La fascination de l’auteur partie sur les traces de Junipero Serra, autre figure de l’oubli, participe tout à la fois de sa quête d’identité et de son désir de renouer avec les origines. Dans la nouvelle intitulée « Junipero Serra », elle pose la question de l’identité, centrale dans son œuvre. Le texte est ponctué de références au nom. Anne Ryan a voulu connaître le passé de ce héros. Dans une lettre adressée au père franciscain de Petra de Majorque, elle parle de son intention d’écrire sur l’enfance et la jeunesse de Serra, occultées selon elle par le chroniqueur du missionnaire :

‘(...) except for the first chapters of Palou’s book I can discover nothing about Serra’s family , or the incidents of his life between the year of his birth and the time when he left Mallorca for America. Father Palou passed over the early period of Serra’s life with only slight mention of it. It would be very desirable to treat this early period more fully 215 . ’

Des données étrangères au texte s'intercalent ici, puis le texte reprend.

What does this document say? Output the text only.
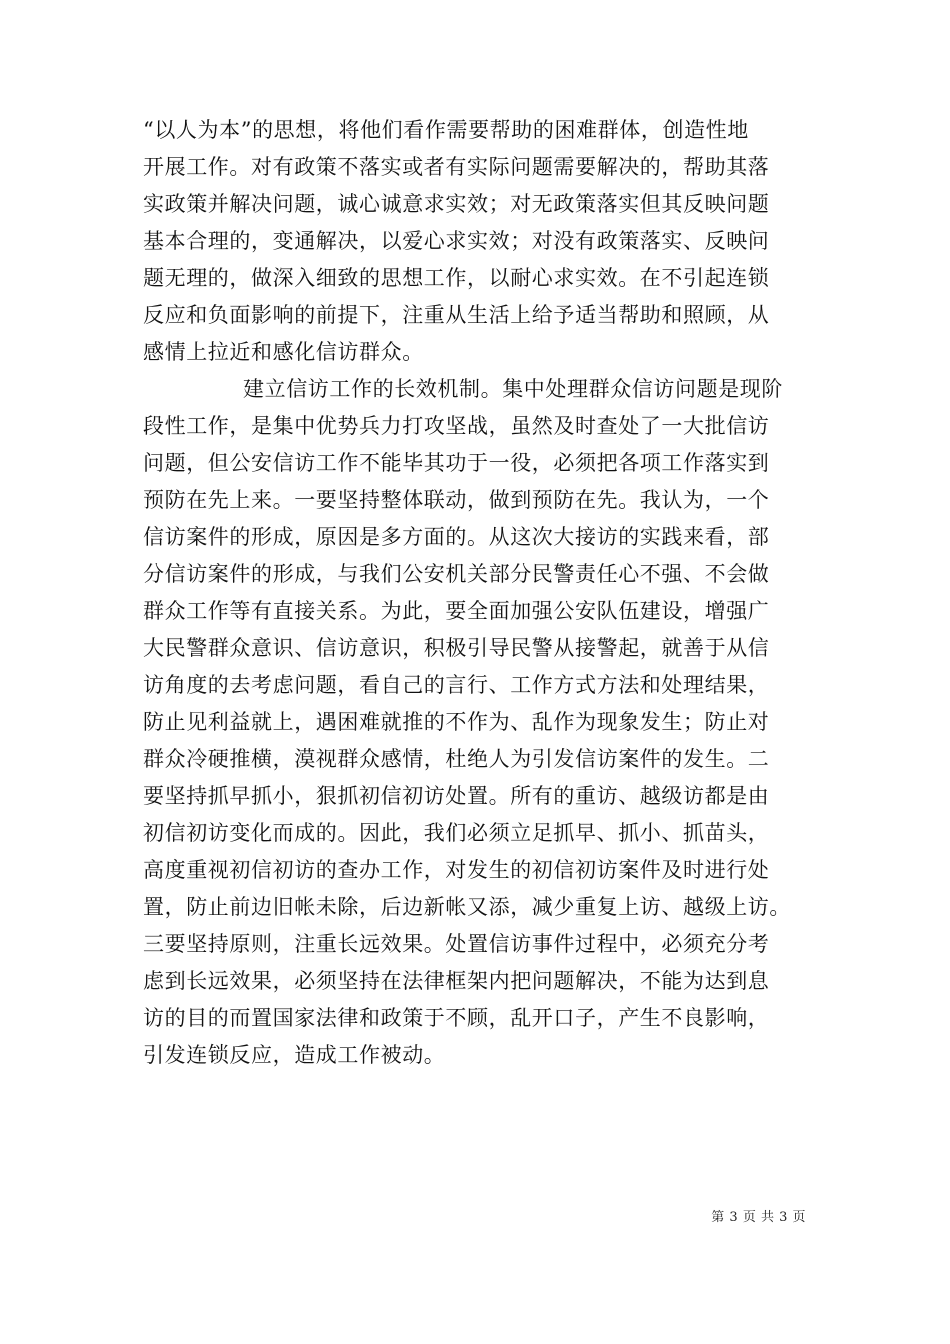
“以人为本”的思想，将他们看作需要帮助的困难群体，创造性地
开展工作。对有政策不落实或者有实际问题需要解决的，帮助其落
实政策并解决问题，诚心诚意求实效；对无政策落实但其反映问题
基本合理的，变通解决，以爱心求实效；对没有政策落实、反映问
题无理的，做深入细致的思想工作，以耐心求实效。在不引起连锁
反应和负面影响的前提下，注重从生活上给予适当帮助和照顾，从
感情上拉近和感化信访群众。
建立信访工作的长效机制。集中处理群众信访问题是现阶
段性工作，是集中优势兵力打攻坚战，虽然及时查处了一大批信访
问题，但公安信访工作不能毕其功于一役，必须把各项工作落实到
预防在先上来。一要坚持整体联动，做到预防在先。我认为，一个
信访案件的形成，原因是多方面的。从这次大接访的实践来看，部
分信访案件的形成，与我们公安机关部分民警责任心不强、不会做
群众工作等有直接关系。为此，要全面加强公安队伍建设，增强广
大民警群众意识、信访意识，积极引导民警从接警起，就善于从信
访角度的去考虑问题，看自己的言行、工作方式方法和处理结果，
防止见利益就上，遇困难就推的不作为、乱作为现象发生；防止对
群众冷硬推横，漠视群众感情，杜绝人为引发信访案件的发生。二
要坚持抓早抓小，狠抓初信初访处置。所有的重访、越级访都是由
初信初访变化而成的。因此，我们必须立足抓早、抓小、抓苗头，
高度重视初信初访的查办工作，对发生的初信初访案件及时进行处
置，防止前边旧帐未除，后边新帐又添，减少重复上访、越级上访。
三要坚持原则，注重长远效果。处置信访事件过程中，必须充分考
虑到长远效果，必须坚持在法律框架内把问题解决，不能为达到息
访的目的而置国家法律和政策于不顾，乱开口子，产生不良影响，
引发连锁反应，造成工作被动。
第 3 页 共 3 页
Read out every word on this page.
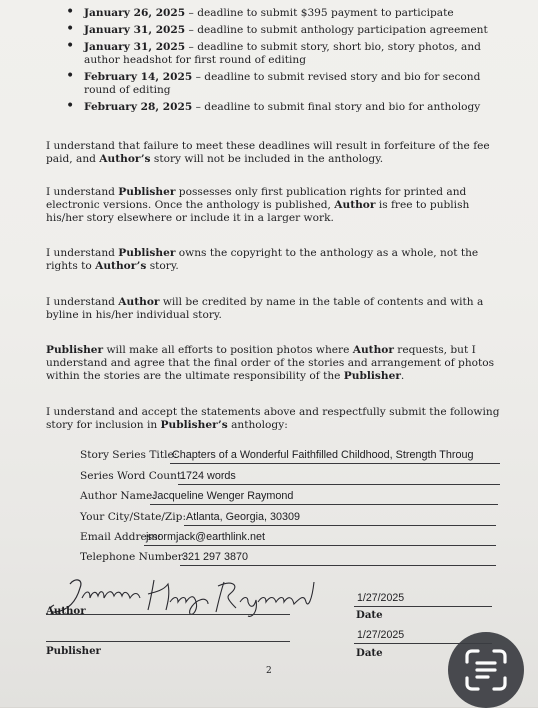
• January 26, 2025 – deadline to submit $395 payment to participate
• January 31, 2025 – deadline to submit anthology participation agreement
• January 31, 2025 – deadline to submit story, short bio, story photos, and author headshot for first round of editing
• February 14, 2025 – deadline to submit revised story and bio for second round of editing
• February 28, 2025 – deadline to submit final story and bio for anthology

I understand that failure to meet these deadlines will result in forfeiture of the fee paid, and Author’s story will not be included in the anthology.

I understand Publisher possesses only first publication rights for printed and electronic versions. Once the anthology is published, Author is free to publish his/her story elsewhere or include it in a larger work.

I understand Publisher owns the copyright to the anthology as a whole, not the rights to Author’s story.

I understand Author will be credited by name in the table of contents and with a byline in his/her individual story.

Publisher will make all efforts to position photos where Author requests, but I understand and agree that the final order of the stories and arrangement of photos within the stories are the ultimate responsibility of the Publisher.

I understand and accept the statements above and respectfully submit the following story for inclusion in Publisher’s anthology:

Story Series Title:
Chapters of a Wonderful Faithfilled Childhood, Strength Throug
Series Word Count:
1724 words
Author Name:
Jacqueline Wenger Raymond
Your City/State/Zip: Atlanta, Georgia, 30309
Email Address:
jmormjack@earthlink.net
Telephone Number:
321 297 3870
Author
1/27/2025
Date
Publisher
1/27/2025
Date
2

Ecrire sur les premières année de la vie de Serra était pour elle combler un manque, obturer les trous laissés vacants par l’histoire, reconstruire la trame. Son travail poétique et pictural dit la hantise du vide et du déracinement (les mots « roots », « uprooted », « rootedness » reviennent sous sa plume). Son intention est donc de faire un parcours à rebours. Elle s’en explique longuement dans la première partie de « The Boyhood of Junipero Serra », un texte qu’elle n’a jamais pu faire publier :

‘(...) he [Father Francisco Palou] passed over in three pages all the early roots – the daily life of Serra’s village, the particular feasts, the condition of his family, the furniture and ustensils of his house - yet in these were the foundations, forgotten and obscure, of Serra’s later zeal 216

Elle exprime dans un vocabulaire simple emprunté au quotidien ce qu’elle considère être à la base de toute existence humaine et insiste sur l’enfance dont elle évoque les différentes étapes. A la question de l’identité, elle rapproche les notions de stabilité et de sécurité. Sa fascination pour celui qui est devenu une figure mythique (elle parle de « legends which surround the name of Serra » 217 ) est fortement exprimée dans la nouvelle intitulée « Junipero Serra » 218 . En deux pages elle trace la vie du franciscain, depuis ses origines, sa naissance à Petra, jusqu’à sa mort en Californie. Aux notes d’archives qu’elle disperse dans le texte, elle mêle des sentiments personnels, une profonde admiration pour les qualités physiques et morales du héros guerrier (l’adjectif « great » est répété comme dans « the great work of his life », « this great soldier-priest »). A « great » répondent d’autres adjectifs et substantifs : « brave », « his perseverance, his eloquence, his wisdom », « full vigor », « good », « value ». Au fil du texte, elle multiplie les répétitions, comme le verbe « devote » et emploie un vocabulaire hyperbolique. L’adjectif « great » double d’intensité pour devenir « gigantic » (« the gigantic figure »). Puis la syntaxe des phrases se fait plus opulente, déploie un rythme ternaire balancé par des échos allitératifs : « and the Indians (...) at once knew his humility, his healing hands, and his eyes blazing with holiness » 219 . La figure du héros se dessine : un personnage hors du commun, à la fois proche des hommes et lointain, héros guerrier (« Like the good general he was », « this great soldier-priest of the West ») mais aussi héros de sainteté. Dans la lettre au père Francis Thorens l’auteur ajoute que son but est de faire ressortir l’héroïsme spirituel de Serra (« to bring out the spiritual heroism of Serra’s character »).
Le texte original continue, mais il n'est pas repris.